Uma curiosidade, que mostra o cuidado e a sensibilidade de quem recebe os livros, muito para lá do toque decorativo, é a parede forrada com tudo o que aparece esquecido dentro dos livros doados, de cartões a postais, bilhetes, fotografias, esquissos e até flores secas ou origami.
Mas a Dejá Lu não é só uma loja, é uma forma de vida. E funciona única e exclusivamente através de voluntariado. "Temos todo o tipo de voluntários e gostamos de os encaixar nas tarefas que preferem fazer. Há os que fazem a triagem dos livros, os que limpam o pó dos livros, os que introduzem os livros que chegam no sistema informático, os que fazem o atendimento ao público. Por exemplo, a mãe da Maria Veiga, que é irlandesa, tem mais de 80 anos e é muito divertida, só trata dos livros estrangeiros. A Ju, uma senhora que ia reformar-se, mas tinha medo de ficar inactiva, faz atendimento ao público". Trabalho não falta e livros, cerca de oito mil em permanência, também não. Um turno são cerca de três horas e meia por mês.

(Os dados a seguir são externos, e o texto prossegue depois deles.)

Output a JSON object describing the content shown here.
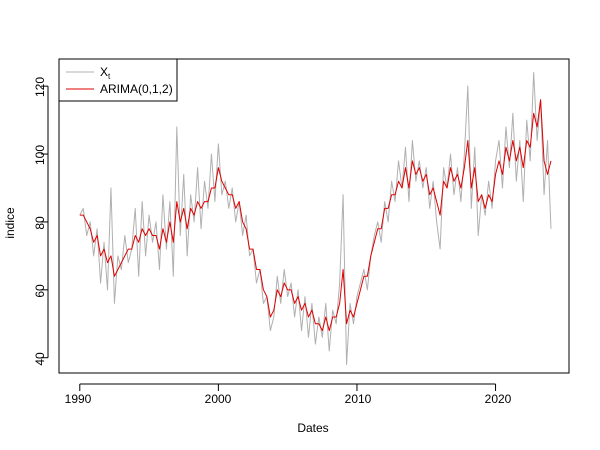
{
  "chart_data": {
    "type": "line",
    "title": "",
    "xlabel": "Dates",
    "ylabel": "indice",
    "xlim": [
      1988.5,
      2025.3
    ],
    "ylim": [
      35.5,
      128
    ],
    "x_ticks": [
      "1990",
      "2000",
      "2010",
      "2020"
    ],
    "y_ticks": [
      "40",
      "60",
      "80",
      "100",
      "120"
    ],
    "legend_position": "top-left",
    "grid": false,
    "series": [
      {
        "name": "X",
        "name_subscript": "t",
        "color": "#b0b0b0",
        "points": [
          [
            1990.0,
            82
          ],
          [
            1990.25,
            84
          ],
          [
            1990.5,
            76
          ],
          [
            1990.75,
            80
          ],
          [
            1991.0,
            70
          ],
          [
            1991.25,
            78
          ],
          [
            1991.5,
            62
          ],
          [
            1991.75,
            74
          ],
          [
            1992.0,
            60
          ],
          [
            1992.25,
            90
          ],
          [
            1992.5,
            56
          ],
          [
            1992.75,
            70
          ],
          [
            1993.0,
            66
          ],
          [
            1993.25,
            76
          ],
          [
            1993.5,
            68
          ],
          [
            1993.75,
            72
          ],
          [
            1994.0,
            84
          ],
          [
            1994.25,
            64
          ],
          [
            1994.5,
            86
          ],
          [
            1994.75,
            70
          ],
          [
            1995.0,
            82
          ],
          [
            1995.25,
            74
          ],
          [
            1995.5,
            80
          ],
          [
            1995.75,
            66
          ],
          [
            1996.0,
            88
          ],
          [
            1996.25,
            72
          ],
          [
            1996.5,
            86
          ],
          [
            1996.75,
            64
          ],
          [
            1997.0,
            108
          ],
          [
            1997.25,
            76
          ],
          [
            1997.5,
            94
          ],
          [
            1997.75,
            70
          ],
          [
            1998.0,
            88
          ],
          [
            1998.25,
            80
          ],
          [
            1998.5,
            96
          ],
          [
            1998.75,
            78
          ],
          [
            1999.0,
            92
          ],
          [
            1999.25,
            84
          ],
          [
            1999.5,
            100
          ],
          [
            1999.75,
            86
          ],
          [
            2000.0,
            103
          ],
          [
            2000.25,
            88
          ],
          [
            2000.5,
            92
          ],
          [
            2000.75,
            84
          ],
          [
            2001.0,
            90
          ],
          [
            2001.25,
            80
          ],
          [
            2001.5,
            86
          ],
          [
            2001.75,
            76
          ],
          [
            2002.0,
            82
          ],
          [
            2002.25,
            70
          ],
          [
            2002.5,
            72
          ],
          [
            2002.75,
            62
          ],
          [
            2003.0,
            66
          ],
          [
            2003.25,
            56
          ],
          [
            2003.5,
            58
          ],
          [
            2003.75,
            48
          ],
          [
            2004.0,
            52
          ],
          [
            2004.25,
            64
          ],
          [
            2004.5,
            56
          ],
          [
            2004.75,
            66
          ],
          [
            2005.0,
            58
          ],
          [
            2005.25,
            62
          ],
          [
            2005.5,
            52
          ],
          [
            2005.75,
            60
          ],
          [
            2006.0,
            48
          ],
          [
            2006.25,
            58
          ],
          [
            2006.5,
            46
          ],
          [
            2006.75,
            56
          ],
          [
            2007.0,
            44
          ],
          [
            2007.25,
            52
          ],
          [
            2007.5,
            46
          ],
          [
            2007.75,
            56
          ],
          [
            2008.0,
            42
          ],
          [
            2008.25,
            54
          ],
          [
            2008.5,
            50
          ],
          [
            2008.75,
            62
          ],
          [
            2009.0,
            88
          ],
          [
            2009.25,
            38
          ],
          [
            2009.5,
            56
          ],
          [
            2009.75,
            50
          ],
          [
            2010.0,
            58
          ],
          [
            2010.25,
            62
          ],
          [
            2010.5,
            66
          ],
          [
            2010.75,
            60
          ],
          [
            2011.0,
            70
          ],
          [
            2011.25,
            76
          ],
          [
            2011.5,
            80
          ],
          [
            2011.75,
            74
          ],
          [
            2012.0,
            86
          ],
          [
            2012.25,
            80
          ],
          [
            2012.5,
            92
          ],
          [
            2012.75,
            86
          ],
          [
            2013.0,
            98
          ],
          [
            2013.25,
            90
          ],
          [
            2013.5,
            102
          ],
          [
            2013.75,
            86
          ],
          [
            2014.0,
            104
          ],
          [
            2014.25,
            92
          ],
          [
            2014.5,
            98
          ],
          [
            2014.75,
            90
          ],
          [
            2015.0,
            96
          ],
          [
            2015.25,
            84
          ],
          [
            2015.5,
            92
          ],
          [
            2015.75,
            80
          ],
          [
            2016.0,
            72
          ],
          [
            2016.25,
            96
          ],
          [
            2016.5,
            90
          ],
          [
            2016.75,
            100
          ],
          [
            2017.0,
            88
          ],
          [
            2017.25,
            96
          ],
          [
            2017.5,
            86
          ],
          [
            2017.75,
            100
          ],
          [
            2018.0,
            120
          ],
          [
            2018.25,
            84
          ],
          [
            2018.5,
            102
          ],
          [
            2018.75,
            76
          ],
          [
            2019.0,
            88
          ],
          [
            2019.25,
            82
          ],
          [
            2019.5,
            92
          ],
          [
            2019.75,
            84
          ],
          [
            2020.0,
            98
          ],
          [
            2020.25,
            104
          ],
          [
            2020.5,
            90
          ],
          [
            2020.75,
            108
          ],
          [
            2021.0,
            96
          ],
          [
            2021.25,
            112
          ],
          [
            2021.5,
            92
          ],
          [
            2021.75,
            104
          ],
          [
            2022.0,
            86
          ],
          [
            2022.25,
            110
          ],
          [
            2022.5,
            98
          ],
          [
            2022.75,
            124
          ],
          [
            2023.0,
            104
          ],
          [
            2023.25,
            116
          ],
          [
            2023.5,
            88
          ],
          [
            2023.75,
            104
          ],
          [
            2024.0,
            78
          ]
        ]
      },
      {
        "name": "ARIMA(0,1,2)",
        "color": "#e00000",
        "points": [
          [
            1990.0,
            82
          ],
          [
            1990.25,
            82
          ],
          [
            1990.5,
            80
          ],
          [
            1990.75,
            78
          ],
          [
            1991.0,
            74
          ],
          [
            1991.25,
            76
          ],
          [
            1991.5,
            70
          ],
          [
            1991.75,
            72
          ],
          [
            1992.0,
            68
          ],
          [
            1992.25,
            70
          ],
          [
            1992.5,
            64
          ],
          [
            1992.75,
            66
          ],
          [
            1993.0,
            68
          ],
          [
            1993.25,
            70
          ],
          [
            1993.5,
            72
          ],
          [
            1993.75,
            72
          ],
          [
            1994.0,
            76
          ],
          [
            1994.25,
            74
          ],
          [
            1994.5,
            78
          ],
          [
            1994.75,
            76
          ],
          [
            1995.0,
            78
          ],
          [
            1995.25,
            76
          ],
          [
            1995.5,
            76
          ],
          [
            1995.75,
            72
          ],
          [
            1996.0,
            78
          ],
          [
            1996.25,
            74
          ],
          [
            1996.5,
            80
          ],
          [
            1996.75,
            74
          ],
          [
            1997.0,
            86
          ],
          [
            1997.25,
            80
          ],
          [
            1997.5,
            84
          ],
          [
            1997.75,
            78
          ],
          [
            1998.0,
            84
          ],
          [
            1998.25,
            82
          ],
          [
            1998.5,
            86
          ],
          [
            1998.75,
            84
          ],
          [
            1999.0,
            86
          ],
          [
            1999.25,
            86
          ],
          [
            1999.5,
            90
          ],
          [
            1999.75,
            90
          ],
          [
            2000.0,
            96
          ],
          [
            2000.25,
            92
          ],
          [
            2000.5,
            90
          ],
          [
            2000.75,
            88
          ],
          [
            2001.0,
            88
          ],
          [
            2001.25,
            84
          ],
          [
            2001.5,
            86
          ],
          [
            2001.75,
            80
          ],
          [
            2002.0,
            78
          ],
          [
            2002.25,
            72
          ],
          [
            2002.5,
            72
          ],
          [
            2002.75,
            66
          ],
          [
            2003.0,
            66
          ],
          [
            2003.25,
            60
          ],
          [
            2003.5,
            58
          ],
          [
            2003.75,
            52
          ],
          [
            2004.0,
            54
          ],
          [
            2004.25,
            60
          ],
          [
            2004.5,
            58
          ],
          [
            2004.75,
            62
          ],
          [
            2005.0,
            60
          ],
          [
            2005.25,
            60
          ],
          [
            2005.5,
            56
          ],
          [
            2005.75,
            58
          ],
          [
            2006.0,
            54
          ],
          [
            2006.25,
            56
          ],
          [
            2006.5,
            52
          ],
          [
            2006.75,
            54
          ],
          [
            2007.0,
            50
          ],
          [
            2007.25,
            50
          ],
          [
            2007.5,
            48
          ],
          [
            2007.75,
            52
          ],
          [
            2008.0,
            48
          ],
          [
            2008.25,
            52
          ],
          [
            2008.5,
            52
          ],
          [
            2008.75,
            56
          ],
          [
            2009.0,
            66
          ],
          [
            2009.25,
            50
          ],
          [
            2009.5,
            54
          ],
          [
            2009.75,
            52
          ],
          [
            2010.0,
            56
          ],
          [
            2010.25,
            60
          ],
          [
            2010.5,
            64
          ],
          [
            2010.75,
            64
          ],
          [
            2011.0,
            70
          ],
          [
            2011.25,
            74
          ],
          [
            2011.5,
            78
          ],
          [
            2011.75,
            78
          ],
          [
            2012.0,
            84
          ],
          [
            2012.25,
            84
          ],
          [
            2012.5,
            88
          ],
          [
            2012.75,
            88
          ],
          [
            2013.0,
            92
          ],
          [
            2013.25,
            90
          ],
          [
            2013.5,
            96
          ],
          [
            2013.75,
            90
          ],
          [
            2014.0,
            98
          ],
          [
            2014.25,
            94
          ],
          [
            2014.5,
            96
          ],
          [
            2014.75,
            92
          ],
          [
            2015.0,
            94
          ],
          [
            2015.25,
            88
          ],
          [
            2015.5,
            90
          ],
          [
            2015.75,
            86
          ],
          [
            2016.0,
            82
          ],
          [
            2016.25,
            92
          ],
          [
            2016.5,
            90
          ],
          [
            2016.75,
            96
          ],
          [
            2017.0,
            92
          ],
          [
            2017.25,
            94
          ],
          [
            2017.5,
            90
          ],
          [
            2017.75,
            96
          ],
          [
            2018.0,
            104
          ],
          [
            2018.25,
            90
          ],
          [
            2018.5,
            96
          ],
          [
            2018.75,
            86
          ],
          [
            2019.0,
            88
          ],
          [
            2019.25,
            84
          ],
          [
            2019.5,
            88
          ],
          [
            2019.75,
            86
          ],
          [
            2020.0,
            94
          ],
          [
            2020.25,
            98
          ],
          [
            2020.5,
            94
          ],
          [
            2020.75,
            102
          ],
          [
            2021.0,
            98
          ],
          [
            2021.25,
            104
          ],
          [
            2021.5,
            98
          ],
          [
            2021.75,
            102
          ],
          [
            2022.0,
            96
          ],
          [
            2022.25,
            104
          ],
          [
            2022.5,
            102
          ],
          [
            2022.75,
            112
          ],
          [
            2023.0,
            108
          ],
          [
            2023.25,
            116
          ],
          [
            2023.5,
            98
          ],
          [
            2023.75,
            94
          ],
          [
            2024.0,
            98
          ]
        ]
      }
    ]
  }
}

De resto, o espaço nunca está igual. Há sempre mais um livro, um rádio velhinho, um telefone de fios do tempo da outra senhora ou uma máquina de escrever antiga que alguém se lembrou de trazer. E oferecer. E, porque são um bocadinho "napoleónicas", Francisca e Maria já entraram pelo Pestana Cidadela dentro, que agora tem uma honesty shop - a pessoa pega no que quer e deixa o dinheiro.
A pousada tem neste momento três quartos literários, todos intervencionados pela Dejá Lu. "A Fundação D. Luís tem um programa para escritores e oferece residências literárias e do quarto de autores já sairam obras completas". Francisca Prieto conta isto enquanto segura num livro de Michael Cunningham, "As Horas". Conheceu-o quando este esteve ali hospedado dois meses, em 2019, a convite da fundação, a trabalhar no título "Dia".
A Dejá Lu tem ainda um espaço para encontros, mais ou menos reservados. Alberto do Mónaco já ali esteve. Vasco Lourenço também. Muitas vezes os autores estão incógnitos, mas também há conversas com o público. À medida que o tempo avança, outras ideias vão sendo magicadas. A livraria está aberta de terça a domingo, das 12h00 às 19h00. Para levar ou trazer livros.